Spoiler: The sequence is bounded below by $1$.
I will provide a detailed proof, if you want to try yourself, maybe don't look at my answer at first: We show that by induction. Let $x_n \ge 1$. Then $(x_n)^3-x_n\ge 0$ and $3(x_n)^2-1 >0$. Then $$x_{n+1} = \frac{3x_n^3-x_n}{3x_n^2-1} - \frac{x_n^3-x_n}{3x_n^2-1} = 2 \frac{x_n^3}{3x_n^2-1}$$ The last expression is a function in $x_n$ with the following properties: $f(x) = 2 \frac{x^3}{3x^2-1}$ has the derivative $$f'(x) = \frac{6x^2 (3x^2-1) - 6x \cdot 2x^3}{(3x^2-1)^2}=\frac{6x^4-6x^2}{(3x^2-1)^2}$$ which is positive for all $x>1$ because the denominator is non-zero (its zeros are at $\pm \frac{1}{\sqrt 3}$) and the numerator is $6x^2(x^2-1)$ which will be positive for $x>1$ as well. Therefore $f(1) < f(x)$ for all $x>1$. As $f(1) = 1$ we conclude that $x_{n+1} = f(x_n) \ge 1$.

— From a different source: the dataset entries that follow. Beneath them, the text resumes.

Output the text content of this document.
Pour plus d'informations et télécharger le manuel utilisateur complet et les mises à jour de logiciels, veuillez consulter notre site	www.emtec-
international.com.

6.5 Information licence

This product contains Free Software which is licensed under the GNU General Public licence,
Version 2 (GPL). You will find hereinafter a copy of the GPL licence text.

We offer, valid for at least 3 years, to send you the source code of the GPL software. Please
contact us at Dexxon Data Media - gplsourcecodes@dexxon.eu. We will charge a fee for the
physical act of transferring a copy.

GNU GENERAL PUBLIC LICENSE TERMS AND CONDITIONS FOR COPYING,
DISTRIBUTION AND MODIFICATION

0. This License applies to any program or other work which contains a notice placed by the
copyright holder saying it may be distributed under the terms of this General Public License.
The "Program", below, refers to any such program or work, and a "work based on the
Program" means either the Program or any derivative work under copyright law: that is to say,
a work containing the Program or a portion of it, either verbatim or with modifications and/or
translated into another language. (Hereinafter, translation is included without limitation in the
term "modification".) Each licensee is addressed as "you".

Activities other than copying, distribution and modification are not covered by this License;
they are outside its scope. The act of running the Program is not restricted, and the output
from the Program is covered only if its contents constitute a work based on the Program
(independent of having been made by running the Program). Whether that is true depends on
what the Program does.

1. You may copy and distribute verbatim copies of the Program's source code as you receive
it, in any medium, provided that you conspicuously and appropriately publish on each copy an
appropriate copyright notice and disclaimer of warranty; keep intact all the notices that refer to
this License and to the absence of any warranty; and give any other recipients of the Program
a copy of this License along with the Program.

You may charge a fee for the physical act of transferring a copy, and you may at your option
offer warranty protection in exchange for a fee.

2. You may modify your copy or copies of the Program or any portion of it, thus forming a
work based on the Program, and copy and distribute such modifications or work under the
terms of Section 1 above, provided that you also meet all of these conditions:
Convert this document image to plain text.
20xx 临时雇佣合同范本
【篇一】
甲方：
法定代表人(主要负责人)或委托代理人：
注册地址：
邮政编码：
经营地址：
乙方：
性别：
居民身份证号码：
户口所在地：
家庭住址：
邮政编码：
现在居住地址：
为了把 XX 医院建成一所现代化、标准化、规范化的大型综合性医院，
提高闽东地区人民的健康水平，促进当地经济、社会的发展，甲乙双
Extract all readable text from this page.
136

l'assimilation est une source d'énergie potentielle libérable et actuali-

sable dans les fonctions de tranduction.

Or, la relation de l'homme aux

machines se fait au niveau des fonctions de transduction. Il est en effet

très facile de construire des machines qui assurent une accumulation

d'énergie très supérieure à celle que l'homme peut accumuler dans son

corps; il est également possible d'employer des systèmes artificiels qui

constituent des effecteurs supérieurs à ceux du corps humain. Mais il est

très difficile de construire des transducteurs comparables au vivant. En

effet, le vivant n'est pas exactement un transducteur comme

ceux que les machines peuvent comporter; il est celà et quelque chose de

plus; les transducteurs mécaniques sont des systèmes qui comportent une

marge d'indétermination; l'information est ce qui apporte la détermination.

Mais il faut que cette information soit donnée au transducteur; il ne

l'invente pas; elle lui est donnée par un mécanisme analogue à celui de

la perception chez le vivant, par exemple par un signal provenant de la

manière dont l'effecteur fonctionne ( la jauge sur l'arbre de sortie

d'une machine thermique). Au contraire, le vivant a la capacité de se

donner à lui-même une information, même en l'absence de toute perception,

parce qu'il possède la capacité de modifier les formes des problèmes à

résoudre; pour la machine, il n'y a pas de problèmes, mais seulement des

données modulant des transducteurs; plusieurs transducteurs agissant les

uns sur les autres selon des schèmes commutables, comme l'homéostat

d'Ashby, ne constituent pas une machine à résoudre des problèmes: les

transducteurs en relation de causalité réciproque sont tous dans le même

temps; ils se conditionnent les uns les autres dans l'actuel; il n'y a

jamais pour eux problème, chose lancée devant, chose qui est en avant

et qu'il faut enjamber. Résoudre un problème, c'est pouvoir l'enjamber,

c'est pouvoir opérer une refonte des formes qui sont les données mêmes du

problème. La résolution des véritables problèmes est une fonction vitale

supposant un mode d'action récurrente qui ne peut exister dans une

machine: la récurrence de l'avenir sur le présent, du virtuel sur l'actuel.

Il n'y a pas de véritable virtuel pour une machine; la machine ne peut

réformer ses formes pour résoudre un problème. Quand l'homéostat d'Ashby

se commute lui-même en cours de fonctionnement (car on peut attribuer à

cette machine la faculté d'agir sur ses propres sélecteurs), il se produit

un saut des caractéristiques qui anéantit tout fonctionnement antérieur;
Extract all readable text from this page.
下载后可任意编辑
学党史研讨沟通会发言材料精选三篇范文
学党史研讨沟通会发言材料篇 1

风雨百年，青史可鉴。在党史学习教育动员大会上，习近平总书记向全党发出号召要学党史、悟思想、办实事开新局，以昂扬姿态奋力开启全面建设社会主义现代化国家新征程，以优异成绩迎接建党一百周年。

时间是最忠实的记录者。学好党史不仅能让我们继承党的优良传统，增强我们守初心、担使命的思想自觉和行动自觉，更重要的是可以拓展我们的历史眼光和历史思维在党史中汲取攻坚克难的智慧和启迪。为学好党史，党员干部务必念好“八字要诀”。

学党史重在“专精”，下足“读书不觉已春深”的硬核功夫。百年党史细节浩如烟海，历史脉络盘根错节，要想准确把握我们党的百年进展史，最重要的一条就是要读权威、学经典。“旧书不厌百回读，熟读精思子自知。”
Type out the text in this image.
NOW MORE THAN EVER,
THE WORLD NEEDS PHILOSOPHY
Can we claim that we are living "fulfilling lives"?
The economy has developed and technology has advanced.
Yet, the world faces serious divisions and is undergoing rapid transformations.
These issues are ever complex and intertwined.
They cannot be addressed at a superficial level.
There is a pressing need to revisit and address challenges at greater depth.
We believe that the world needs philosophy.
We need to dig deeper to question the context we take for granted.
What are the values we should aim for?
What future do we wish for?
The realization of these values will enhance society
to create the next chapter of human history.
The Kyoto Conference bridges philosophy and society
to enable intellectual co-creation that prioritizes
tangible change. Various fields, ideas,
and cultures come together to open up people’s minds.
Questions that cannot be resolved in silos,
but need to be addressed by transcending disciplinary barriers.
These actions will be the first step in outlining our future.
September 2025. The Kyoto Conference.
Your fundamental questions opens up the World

For finding the limit we realise that $x_{n+1} = x_n - \frac{g(x_n)}{g'(x_n)}$ for the function $g(x) = x^3-x$. Because the derivative satisfies $$|g'(x)| \ge 2$$ for all $x \ge 1$ the denominator will never vanish. We can conclude that the limit $l$ has to satisfy $$l= l - \frac{g(l)}{(g'(l)}$$ which means that $g(l) = 0$. Therefore $l^3=l$ which is the case for $l=1$ (and $l=0$ or $l=-1$ but these two can't be the limit because $x_n \ge 1$ for all $n$).